Type conversion functions vs. typecasts in PHP
So what really is the difference between (int)
and intval()
and similarly between (float)
and floatval()
in PHP?
What exactly is the point of providing two ways to perform the exact same operation?
Well, this is a really good question with a really simple answer.
Both intval()
and floatval()
are functions and hence could be passed to another function to convert given values to integers or floats, respectively. This doesn't hold for the casts (int)
and float()
i.e. they can NOT be passed in to functions.
A very good example of a case where we might want to pass intval()
or floatval()
to another function is when using array_map()
.
We'll cover the details of array_map()
later in the PHP Arrays unit, but to discuss it briefly, it allows us to map an array to another array based on a mapping function.
For instance, we could map the array [1, 2, 3, 4]
to [1, 4, 9, 16]
using a function that returns the square of a given number. Similarly, we could map ['1', '2', '3', '4']
to [1, 2, 3, 4]
using the intval()
function.
This aint' possible using (int)
.
Checking if a float is an integer
Although it's not a highly common operation, at some point while working with floats, we might want to determine if it has a fractional part of zero.
For instance, 10.2
fails this check since it has a non-zero fractional part of .2
. However, 10.0
meets it since it has a zero fractional part i.e .0
.
The question is how to perform this check?
Well PHP doesn't provide a native function or construct to do so. However, it's completely possible to accomplish this operation using the existing features we know from PHP.

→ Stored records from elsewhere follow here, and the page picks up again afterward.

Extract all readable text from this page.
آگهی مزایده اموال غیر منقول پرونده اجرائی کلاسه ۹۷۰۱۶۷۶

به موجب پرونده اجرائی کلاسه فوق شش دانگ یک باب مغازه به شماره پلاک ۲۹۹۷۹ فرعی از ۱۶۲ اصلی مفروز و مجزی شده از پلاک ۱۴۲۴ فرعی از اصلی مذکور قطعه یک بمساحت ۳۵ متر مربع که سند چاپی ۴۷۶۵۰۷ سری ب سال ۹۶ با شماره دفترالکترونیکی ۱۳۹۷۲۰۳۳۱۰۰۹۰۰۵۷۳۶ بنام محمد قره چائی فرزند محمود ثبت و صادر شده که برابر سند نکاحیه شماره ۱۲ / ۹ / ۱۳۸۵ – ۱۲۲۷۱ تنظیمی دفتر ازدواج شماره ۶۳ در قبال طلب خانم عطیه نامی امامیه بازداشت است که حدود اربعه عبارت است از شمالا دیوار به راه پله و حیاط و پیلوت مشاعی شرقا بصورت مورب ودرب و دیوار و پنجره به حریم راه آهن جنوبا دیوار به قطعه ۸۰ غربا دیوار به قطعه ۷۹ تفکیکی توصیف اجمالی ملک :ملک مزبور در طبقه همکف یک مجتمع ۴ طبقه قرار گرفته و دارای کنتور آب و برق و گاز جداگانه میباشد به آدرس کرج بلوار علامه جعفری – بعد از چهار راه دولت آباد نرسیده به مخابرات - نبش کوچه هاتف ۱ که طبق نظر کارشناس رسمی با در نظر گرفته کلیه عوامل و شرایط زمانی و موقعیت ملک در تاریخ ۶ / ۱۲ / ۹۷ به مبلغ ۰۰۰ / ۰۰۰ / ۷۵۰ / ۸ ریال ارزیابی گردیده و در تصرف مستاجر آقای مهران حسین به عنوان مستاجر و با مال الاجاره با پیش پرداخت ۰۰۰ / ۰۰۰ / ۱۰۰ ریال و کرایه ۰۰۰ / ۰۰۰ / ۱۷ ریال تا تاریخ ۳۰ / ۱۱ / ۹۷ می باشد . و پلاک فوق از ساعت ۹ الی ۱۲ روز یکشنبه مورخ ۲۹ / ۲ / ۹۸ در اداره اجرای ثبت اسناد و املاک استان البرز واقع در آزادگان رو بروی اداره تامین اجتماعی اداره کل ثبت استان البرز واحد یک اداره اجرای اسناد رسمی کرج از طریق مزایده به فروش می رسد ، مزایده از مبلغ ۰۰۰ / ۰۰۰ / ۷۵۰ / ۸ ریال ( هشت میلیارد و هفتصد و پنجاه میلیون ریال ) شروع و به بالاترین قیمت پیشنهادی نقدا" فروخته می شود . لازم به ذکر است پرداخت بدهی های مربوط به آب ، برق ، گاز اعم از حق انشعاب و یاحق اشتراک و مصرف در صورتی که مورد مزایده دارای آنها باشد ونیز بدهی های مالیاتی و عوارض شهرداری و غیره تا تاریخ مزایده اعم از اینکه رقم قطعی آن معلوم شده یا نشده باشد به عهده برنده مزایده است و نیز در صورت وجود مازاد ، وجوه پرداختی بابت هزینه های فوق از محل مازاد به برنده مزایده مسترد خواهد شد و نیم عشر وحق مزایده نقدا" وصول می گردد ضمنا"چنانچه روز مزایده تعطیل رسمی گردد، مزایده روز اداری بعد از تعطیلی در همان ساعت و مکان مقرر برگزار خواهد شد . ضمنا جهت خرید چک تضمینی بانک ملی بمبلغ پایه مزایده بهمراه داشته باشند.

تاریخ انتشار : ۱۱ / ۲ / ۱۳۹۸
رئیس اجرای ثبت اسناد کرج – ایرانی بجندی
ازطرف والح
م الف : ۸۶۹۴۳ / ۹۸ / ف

Let's see if you can come up with it.
Time to tacke this problem...
To determine if a float has a fractional part of zero, we can perform the following steps:
- First, cast the float to an integer.
- Then, cast the integer back to a float.
- Finally, compare the result to the original float using
===
. If the comparison passes, the float is an integral number.
The reason why this approach works is because when a float in an integral number, i.e. has a fractional part of zero, casting to an integer (which throws off the fractional part) would cause no precision loss in the float and then casting back this integer to a float would restore the original value.
Thus, both the initial and final values would be identical to one another.
Let's try and test this:
<?php
$f = 10.5;
var_dump($f === (float) (int) $f);
$f = 10.0;
var_dump($f === (float) (int) $f);
Note that instead of casting the resulting integer with (float)
and then comparing $f
with the casted value using the identity operator (===
), we can use the equality operator (==
).
Behind the scenes, ==
does the same thing as we're manually trying to do over here i.e. when one operand is a float and the other is an integer, the integer is automatically casted to a float before performing the comparison.
The following code is the same as before, just this time we use ==
instead of the identity operator (===
) and skip the explicit (float)
cast:
<?php
$f = 10.5;
var_dump($f == (int) $f);
$f = 10.0;
var_dump($f == (int) $f);
The result is, and will always be, exactly the same.
Simple, wasn't this?
Limitations of this approach
When using this or possibly other approaches to check whether a given float actually represents an integral number, we should be aware of certain limitations.
For instance, consider the number 5E+300
. We know that it's an integral number with many many zeroes. However, the same approach as before doesn't recognize it as such:
<?php
$num = 5E+300;
var_dump($num === (float) (int) $num);
But why?
The thing is that when a floating-point number is cast to an integer in PHP, if the float is larger than PHP_INT_MAX
, then it's cast to the value PHP_INT_MIN
. Then, when this PHP_INT_MIN
value is cast back to a float, once again some precision is lost in the casting.
In the end, the original float is not at all equal to the double-casted float and hence PHP doesn't recognize it as an integral number.
Long story short, this idea of determining whether a float represents an integral number is only defined upto a certain limit.
Beyond that limit, only undefined behavior occurs due to the casting of extremely large or extremely small numbers back and forth from the integer and float types that result in a loss of precision and, sometimes, of the original values.